Some one whose rank alone is known to me suggested that I should educate his son. He did me a great honour, no doubt, but far from regretting my refusal, he ought to congratulate himself on my prudence. Had the offer been accepted, and had I been mistaken in my method, there would have been an education ruined; had I succeeded, things would have been worse—his son would have renounced his title and refused to be a prince.

I feel too deeply the importance of a tutor’s duties and my own unfitness, ever to accept such a post, whoever offered it, and even the claims of friendship would be only an additional motive for my refusal. Few, I think, will be tempted to make me such an offer when they have read this book, and I beg any one who would do so to spare his pains.
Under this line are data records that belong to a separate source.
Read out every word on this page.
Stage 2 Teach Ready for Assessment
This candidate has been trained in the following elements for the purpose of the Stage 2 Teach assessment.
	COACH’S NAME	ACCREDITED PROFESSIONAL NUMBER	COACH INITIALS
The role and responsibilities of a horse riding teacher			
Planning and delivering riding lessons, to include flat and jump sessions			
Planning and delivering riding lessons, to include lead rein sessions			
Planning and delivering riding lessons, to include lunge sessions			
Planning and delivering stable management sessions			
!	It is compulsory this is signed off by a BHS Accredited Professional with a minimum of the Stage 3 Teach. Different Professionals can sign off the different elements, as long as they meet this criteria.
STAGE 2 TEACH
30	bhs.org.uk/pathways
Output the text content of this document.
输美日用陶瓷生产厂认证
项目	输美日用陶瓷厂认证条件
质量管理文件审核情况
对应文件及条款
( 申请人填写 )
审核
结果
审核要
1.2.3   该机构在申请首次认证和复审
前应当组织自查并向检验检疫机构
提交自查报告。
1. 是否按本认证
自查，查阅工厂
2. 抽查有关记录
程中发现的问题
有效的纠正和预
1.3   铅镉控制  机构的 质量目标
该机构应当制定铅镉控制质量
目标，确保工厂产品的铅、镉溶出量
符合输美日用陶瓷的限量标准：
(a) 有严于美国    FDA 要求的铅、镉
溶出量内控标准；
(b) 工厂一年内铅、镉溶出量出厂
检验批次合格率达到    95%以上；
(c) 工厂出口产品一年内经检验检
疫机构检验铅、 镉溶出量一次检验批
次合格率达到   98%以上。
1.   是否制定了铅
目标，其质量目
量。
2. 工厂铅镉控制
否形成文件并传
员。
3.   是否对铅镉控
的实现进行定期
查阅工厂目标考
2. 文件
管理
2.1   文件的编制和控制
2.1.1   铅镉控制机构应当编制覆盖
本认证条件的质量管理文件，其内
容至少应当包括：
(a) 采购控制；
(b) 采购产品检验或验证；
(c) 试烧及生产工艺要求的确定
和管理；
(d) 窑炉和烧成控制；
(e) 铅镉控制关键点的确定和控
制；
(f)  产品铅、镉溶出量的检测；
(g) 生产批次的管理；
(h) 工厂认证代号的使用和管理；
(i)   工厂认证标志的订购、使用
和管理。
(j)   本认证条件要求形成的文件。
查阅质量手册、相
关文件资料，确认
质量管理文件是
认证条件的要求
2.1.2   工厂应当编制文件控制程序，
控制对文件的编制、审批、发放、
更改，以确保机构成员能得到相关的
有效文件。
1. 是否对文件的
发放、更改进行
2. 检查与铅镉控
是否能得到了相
I have had enough experience of the task to convince myself of my own unfitness, and my circumstances would make it impossible, even if my talents were such as to fit me for it. I have thought it my duty to make this public declaration to those who apparently refuse to do me the honour of believing in the sincerity of my determination. If I am unable to undertake the more useful task, I will at least venture to attempt the easier one; I will follow the example of my predecessors and take up, not the task, but my pen; and instead of doing the right thing I will try to say it.

I know that in such an undertaking the author, who ranges at will among theoretical systems, utters many fine precepts impossible to practise, and even when he says what is practicable it remains undone for want of details and examples as to its application.

I have therefore decided to take an imaginary pupil, to assume on my own part the age, health, knowledge, and talents required for the work of his education, to guide him from birth to manhood, when he needs no guide but himself. This method seems to me useful for an author who fears lest he may stray from the practical to the visionary; for as soon as he departs from common practice he has only to try his method on his pupil; he will soon know, or the reader will know for him, whether he is following the development of the child and the natural growth of the human heart.

This is what I have tried to do. Lest my book should be unduly bulky, I have been content to state those principles the truth of which is self-evident. But as to the rules which call for proof, I have applied them to Emile or to others, and I have shown, in very great detail, how my theories may be put into practice. Such at least is my plan; the reader must decide whether I have succeeded. At first I have said little about Emile, for my earliest maxims of education, though very different from those generally accepted, are so plain that it is hard for a man of sense to refuse to accept them, but as I advance, my scholar, educated after another fashion than yours, is no longer an ordinary child, he needs a special system. Then he appears upon the scene more frequently, and towards the end I never lose sight of him for a moment, until, whatever he may say, he needs me no longer.

I pass over the qualities required in a good tutor; I take them for granted, and assume that I am endowed with them. As you read this book you will see how generous I have been to myself.

I will only remark that, contrary to the received opinion, a child’s tutor should be young, as young indeed as a man may well be who is also wise. Were it possible, he should become a child himself, that he may be the companion of his pupil and win his confidence by sharing his games. Childhood and age have too little in common for the formation of a really firm affection. Children sometimes flatter old men; they never love them.

People seek a tutor who has already educated one pupil. This is too much; one man can only educate one pupil; if two were essential to success, what right would he have to undertake the first? With more experience you may know better what to do, but you are less capable of doing it; once this task has been well done, you will know too much of its difficulties to attempt it a second time—if ill done, the first attempt augurs badly for the second.